Texas is a large state, massive actually.
Both by area and population, Texas is the second biggest state in the United States. It is home to six major cities: Houston, San Antonio, Dallas, Austin, Fort Worth, and El Paso. The Lone Star State carries 34 electoral votes, making it a key political theatre. Texas also boasts 54 Fortune 500 companies and consistently leads the nation in export revenue.
With Texas’ gigantic size comes a whole bunch of options to choose from. It may be a simple decision like choosing where you want to go for lunch or what park you want to go to.
Or, it could be a much more consequential decision like finding where you want to buy a home. Normally, this is a stressful process no matter where you live, but in Texas it becomes ten times as hard thanks to the state’s massiveness.
Luckily, LendEDU has licensed data that has helped us determine the 250 best towns in Texas to buy a home. Analyzing nearly 1,000 Texas towns, we shortened our list down to 250 places by using a unique equation that factored in three weighted parameters.
The three parameters were as follows:
- Home Income to Value Ratio Score (40%, listed in table as Value Score)
- Five Year Population Forecast Score (40%, listed in table as Population Score)
- Five Year Income Forecast Score (20%, listed in table as Income Score)
The Home Value to Income Ratio Score represented the ratio between a town’s median household income and the same town’s median home value. The Five Year Population Forecast Score indicated the predicted growth of a town’s population over the next five years. The Five Year Income Forecast Score was based on the predicted growth of a town’s median income over the next five years.
Together, these indicators helped develop a score that could accurately assess which towns in Texas would give potential homebuyers the most return on their real estate investment.
The towns featured below are the 250 best towns in Texas to buy a home in 2017.
Ranking the Best Places to Buy a Home in Texas
All figures, aside from location data, presented in this publication were derived through calculations using data provided by Onboard Informatics as licensed by LendEDU. The data used in our calculations included the median home value, the median household income, the median five-year household income projection, the current population, and the five-year population projection. All data was originally broken out by zip code, but the data set was simplified down to town and city names. Data for cities and towns with multiple zip codes were averaged together and weighted by population. After the initial weighting procedure, we were dealing with over 1,000 Texas towns and cities, but that number was cut down with an arbitrary population cutoff of 3,500.

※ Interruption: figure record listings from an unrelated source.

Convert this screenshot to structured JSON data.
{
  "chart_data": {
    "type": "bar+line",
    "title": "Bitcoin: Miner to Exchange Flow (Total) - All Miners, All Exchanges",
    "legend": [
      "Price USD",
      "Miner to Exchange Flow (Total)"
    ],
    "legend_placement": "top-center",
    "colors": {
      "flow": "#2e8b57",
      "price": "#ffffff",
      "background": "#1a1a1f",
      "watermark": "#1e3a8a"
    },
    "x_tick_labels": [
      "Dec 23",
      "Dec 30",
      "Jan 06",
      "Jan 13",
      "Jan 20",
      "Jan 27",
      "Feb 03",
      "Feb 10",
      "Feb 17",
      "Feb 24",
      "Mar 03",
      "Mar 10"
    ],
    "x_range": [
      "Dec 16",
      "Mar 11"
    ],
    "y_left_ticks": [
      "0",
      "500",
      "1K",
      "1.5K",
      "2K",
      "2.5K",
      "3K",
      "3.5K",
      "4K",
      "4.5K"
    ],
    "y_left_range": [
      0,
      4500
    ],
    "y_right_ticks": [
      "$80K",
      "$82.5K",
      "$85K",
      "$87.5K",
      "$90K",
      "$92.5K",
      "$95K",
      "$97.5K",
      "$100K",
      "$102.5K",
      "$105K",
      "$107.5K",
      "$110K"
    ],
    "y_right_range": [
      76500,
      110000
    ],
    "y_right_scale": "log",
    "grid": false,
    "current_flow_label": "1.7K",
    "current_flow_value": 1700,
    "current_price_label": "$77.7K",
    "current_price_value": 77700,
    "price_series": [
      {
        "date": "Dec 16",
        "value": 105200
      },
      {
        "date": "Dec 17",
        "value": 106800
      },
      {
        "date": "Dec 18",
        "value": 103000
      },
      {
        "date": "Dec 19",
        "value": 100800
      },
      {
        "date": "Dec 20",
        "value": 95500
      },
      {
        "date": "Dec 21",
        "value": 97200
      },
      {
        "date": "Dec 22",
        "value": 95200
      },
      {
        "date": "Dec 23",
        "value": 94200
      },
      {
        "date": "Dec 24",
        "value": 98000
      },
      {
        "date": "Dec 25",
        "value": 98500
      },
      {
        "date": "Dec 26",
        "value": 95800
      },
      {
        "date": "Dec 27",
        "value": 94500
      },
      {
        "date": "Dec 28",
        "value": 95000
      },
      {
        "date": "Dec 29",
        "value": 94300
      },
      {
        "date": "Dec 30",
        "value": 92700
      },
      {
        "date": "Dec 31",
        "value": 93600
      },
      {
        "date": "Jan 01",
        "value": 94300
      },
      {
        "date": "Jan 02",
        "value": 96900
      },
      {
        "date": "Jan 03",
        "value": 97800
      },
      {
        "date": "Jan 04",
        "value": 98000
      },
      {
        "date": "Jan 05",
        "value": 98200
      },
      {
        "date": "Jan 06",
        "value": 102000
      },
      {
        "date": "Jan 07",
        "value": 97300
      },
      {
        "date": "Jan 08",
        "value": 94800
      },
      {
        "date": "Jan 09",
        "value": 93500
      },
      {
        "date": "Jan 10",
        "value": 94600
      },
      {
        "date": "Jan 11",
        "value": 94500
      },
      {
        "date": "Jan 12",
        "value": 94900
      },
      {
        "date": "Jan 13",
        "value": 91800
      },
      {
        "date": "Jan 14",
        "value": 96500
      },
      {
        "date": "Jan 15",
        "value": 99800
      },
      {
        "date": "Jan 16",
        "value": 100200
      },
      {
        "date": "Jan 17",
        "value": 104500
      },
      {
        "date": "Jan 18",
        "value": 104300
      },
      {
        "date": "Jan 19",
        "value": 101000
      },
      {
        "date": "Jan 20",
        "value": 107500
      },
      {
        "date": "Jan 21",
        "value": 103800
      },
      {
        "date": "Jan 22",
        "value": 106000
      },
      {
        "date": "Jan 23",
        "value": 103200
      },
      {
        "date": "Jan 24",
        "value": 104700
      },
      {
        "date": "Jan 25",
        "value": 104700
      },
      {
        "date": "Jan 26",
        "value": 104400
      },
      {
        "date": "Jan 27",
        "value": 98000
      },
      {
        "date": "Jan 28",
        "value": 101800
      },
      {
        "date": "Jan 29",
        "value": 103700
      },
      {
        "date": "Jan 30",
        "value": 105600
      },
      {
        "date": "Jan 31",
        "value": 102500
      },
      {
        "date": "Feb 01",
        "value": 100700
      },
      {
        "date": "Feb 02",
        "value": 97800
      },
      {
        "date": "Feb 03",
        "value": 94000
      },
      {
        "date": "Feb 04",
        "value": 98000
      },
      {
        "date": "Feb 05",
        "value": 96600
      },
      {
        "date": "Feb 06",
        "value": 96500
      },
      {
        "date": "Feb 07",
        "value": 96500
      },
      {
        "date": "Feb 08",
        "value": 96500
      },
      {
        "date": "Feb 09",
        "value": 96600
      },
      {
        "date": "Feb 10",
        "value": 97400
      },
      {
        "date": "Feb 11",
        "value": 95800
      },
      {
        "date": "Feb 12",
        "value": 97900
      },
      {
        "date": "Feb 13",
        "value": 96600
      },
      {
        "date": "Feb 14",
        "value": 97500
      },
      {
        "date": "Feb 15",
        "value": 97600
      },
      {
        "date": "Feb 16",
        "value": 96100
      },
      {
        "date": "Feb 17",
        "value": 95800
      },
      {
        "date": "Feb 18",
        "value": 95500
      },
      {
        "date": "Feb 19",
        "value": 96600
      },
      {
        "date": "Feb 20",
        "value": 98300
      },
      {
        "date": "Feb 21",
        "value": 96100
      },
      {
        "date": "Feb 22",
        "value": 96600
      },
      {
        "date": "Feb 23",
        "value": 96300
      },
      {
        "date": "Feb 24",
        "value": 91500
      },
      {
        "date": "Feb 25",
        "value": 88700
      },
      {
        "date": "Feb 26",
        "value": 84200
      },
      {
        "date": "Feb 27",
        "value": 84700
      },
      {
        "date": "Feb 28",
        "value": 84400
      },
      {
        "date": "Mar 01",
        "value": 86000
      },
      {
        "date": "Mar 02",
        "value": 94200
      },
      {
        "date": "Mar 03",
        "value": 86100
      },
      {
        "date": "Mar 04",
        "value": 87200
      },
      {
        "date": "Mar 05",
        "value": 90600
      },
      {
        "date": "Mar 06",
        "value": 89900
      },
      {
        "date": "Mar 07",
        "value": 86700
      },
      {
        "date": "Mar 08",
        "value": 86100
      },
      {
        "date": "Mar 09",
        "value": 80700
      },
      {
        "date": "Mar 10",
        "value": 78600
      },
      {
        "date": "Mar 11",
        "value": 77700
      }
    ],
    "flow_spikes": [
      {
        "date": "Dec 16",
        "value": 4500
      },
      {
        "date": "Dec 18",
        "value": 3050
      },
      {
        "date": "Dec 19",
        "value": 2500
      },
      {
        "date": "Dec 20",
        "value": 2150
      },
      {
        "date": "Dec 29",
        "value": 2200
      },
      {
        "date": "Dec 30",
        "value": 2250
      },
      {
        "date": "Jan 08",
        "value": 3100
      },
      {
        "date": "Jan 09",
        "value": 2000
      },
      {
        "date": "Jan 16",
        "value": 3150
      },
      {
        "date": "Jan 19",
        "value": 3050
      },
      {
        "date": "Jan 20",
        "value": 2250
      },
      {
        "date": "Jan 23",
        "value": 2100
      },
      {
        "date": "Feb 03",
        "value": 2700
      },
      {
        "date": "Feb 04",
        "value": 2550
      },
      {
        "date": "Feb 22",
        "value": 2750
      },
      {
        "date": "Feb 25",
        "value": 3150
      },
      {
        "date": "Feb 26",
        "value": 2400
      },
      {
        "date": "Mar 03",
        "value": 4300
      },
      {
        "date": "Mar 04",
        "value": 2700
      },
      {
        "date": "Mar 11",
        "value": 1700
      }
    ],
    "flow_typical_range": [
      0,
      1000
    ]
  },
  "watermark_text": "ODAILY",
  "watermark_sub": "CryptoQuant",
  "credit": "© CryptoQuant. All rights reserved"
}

We determined the home income to value ratio by simply dividing median household income by median household value. The value ratios were ranked against each other on a percent scale of 0 to 100 percent. Each individual percent rank was multiplied by its weight to produce the value score. The maximum possible value score was forty points. This score was meant to represent the value a town’s residents could expect from a typical home purchase in a respective town.
The second parameter, Five Year Population Forecast Score, was determined using the current population and five-year projected population figures. A percent change equation was used to figure out the percent increase or decrease in population over five years. Each individual percent change was ranked on a percent scale against the field. The percent scaled ranged from 0 to 100 percent. Each percent rank was multiplied by its weight to produce its Five Year Population Forecast Score. The maximum value for this score was forty points.
The third parameter, Five Year Income Forecast Score, was determined using the median household income and the five-year median household income projection. A percent change equation was used to determine the percent increase or decrease in income over the next five years for each city and town. The values were ranked against each other using a percent rank function in excel; the percent scale was from 0 to 100 percent. Each individual percent rank was multiplied by its weight to produce the Five Year Income Forecast Score. The maximum value for this score was twenty points.
After all scores were determined, they were summed up for a final score for each town. A score closer to 100 was considered favorable. The top 250 cities and towns by final score were included in the report.